Tower v. United States

OPINION CONCURRING IN THE CONCLUSION

Mollison, Judge:

I concur in the conclusion reached by my colleagues in this case. To my mind, the facts of the case as disclosed by the record present only a question of the relative specificity of the two provisions of the tariff law under which claim is made by the respective parties.

The merchandise was classified by the collector as a mixture in chief value of polymerized vinyl esters under the provision in paragraph 2 of the Tariff Act of 1930 for "vinyl alcohol * * * esters * * * whether polymerized or unpolymerized; and mixtures in chief value of any one or more of the foregoing; all the foregoing not specially provided for.” It is claimed to be dutiable under the provision in paragraph 11 of the same act for “synthetic * * * resins not specially provided for.”

The evidence of record establishes that the merchandise is embraced by both of the provisions of law just above quoted — at least, the collector’s classification, which was presumptively correct, was not disproved, and the evidence affirmatively establishes that the merchandise is a synthetic resin. All are in agreement, apparently, that since both competing provisions contain the “not specially provided for” clause, it is to be disregarded in determining their relative specificity, counsel for both parties citing United States v. S. S. Perry, 25 C. C. P. A. (Customs) 282, T. D. 49395, on this point.

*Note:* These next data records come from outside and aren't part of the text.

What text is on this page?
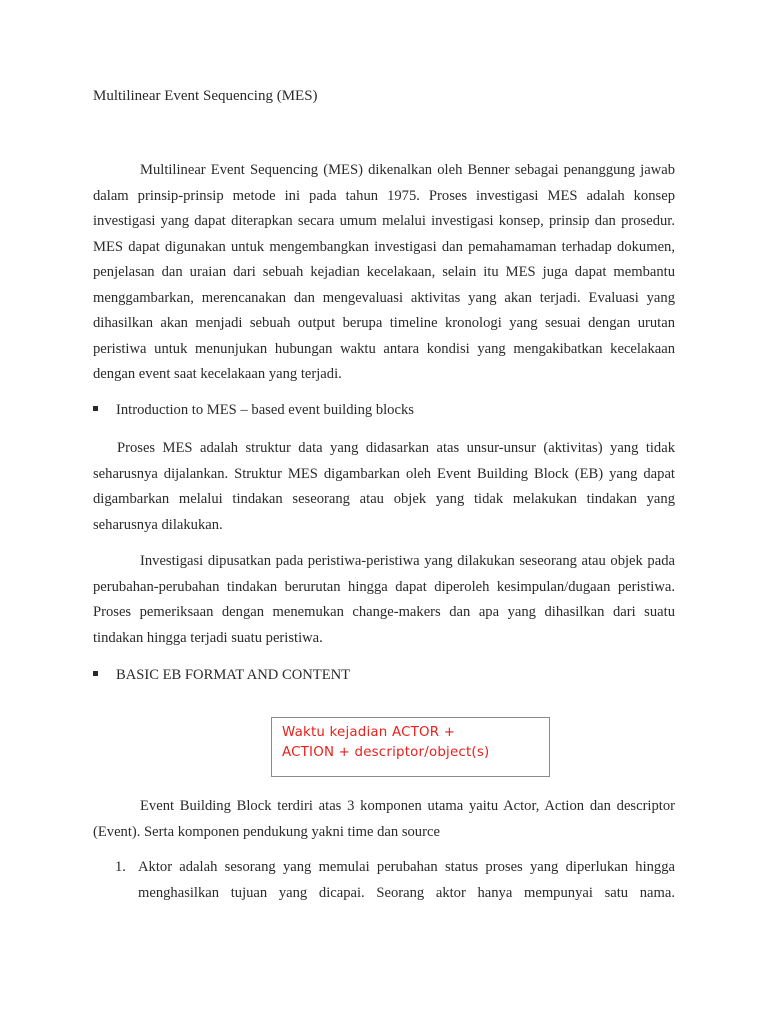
Multilinear Event Sequencing (MES)

Multilinear Event Sequencing (MES) dikenalkan oleh Benner sebagai penanggung jawab dalam prinsip-prinsip metode ini pada tahun 1975. Proses investigasi MES adalah konsep investigasi yang dapat diterapkan secara umum melalui investigasi konsep, prinsip dan prosedur. MES dapat digunakan untuk mengembangkan investigasi dan pemahamaman terhadap dokumen, penjelasan dan uraian dari sebuah kejadian kecelakaan, selain itu MES juga dapat membantu menggambarkan, merencanakan dan mengevaluasi aktivitas yang akan terjadi. Evaluasi yang dihasilkan akan menjadi sebuah output berupa timeline kronologi yang sesuai dengan urutan peristiwa untuk menunjukan hubungan waktu antara kondisi yang mengakibatkan kecelakaan dengan event saat kecelakaan yang terjadi.

Introduction to MES – based event building blocks

Proses MES adalah struktur data yang didasarkan atas unsur-unsur (aktivitas) yang tidak seharusnya dijalankan. Struktur MES digambarkan oleh Event Building Block (EB) yang dapat digambarkan melalui tindakan seseorang atau objek yang tidak melakukan tindakan yang seharusnya dilakukan.

Investigasi dipusatkan pada peristiwa-peristiwa yang dilakukan seseorang atau objek pada perubahan-perubahan tindakan berurutan hingga dapat diperoleh kesimpulan/dugaan peristiwa. Proses pemeriksaan dengan menemukan change-makers dan apa yang dihasilkan dari suatu tindakan hingga terjadi suatu peristiwa.

BASIC EB FORMAT AND CONTENT
Waktu kejadian ACTOR +
ACTION + descriptor/object(s)

Event Building Block terdiri atas 3 komponen utama yaitu Actor, Action dan descriptor (Event). Serta komponen pendukung yakni time dan source

1. Aktor adalah sesorang yang memulai perubahan status proses yang diperlukan hingga menghasilkan tujuan yang dicapai. Seorang aktor hanya mempunyai satu nama.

The tariff provision under which the collector classified the merchandise is a designation by composition, and is one of general description. On the other hand, the provision under which claim is made is a designation by name of the article, an eo nomine designation. There is nothing in either paragraph to indicate a legislative intent that either shall prevail over competing provisions.

The long-established rule that the designation in tariff acts of an article by its own name is more specific than a general description which embraces the same article is thus set out in the case of American Net and Twine Company v. Worthington, 141 U. S. 468, 474, 35 L. ed. 821, 824:

* * * it is a familiar rule in revenue cases that, where Congress has designated an article by a specific name and imposed a duty upon it, general terms in the same act, though sufficiently broad to comprehend such article, are not applicable to it; in other words, the article will be classified by its specific designation, rather than under a general description.

I therefore concur in the conclusion that on the record made the merchandise is properly classifiable under paragraph 11, as claimed by the plaintiff.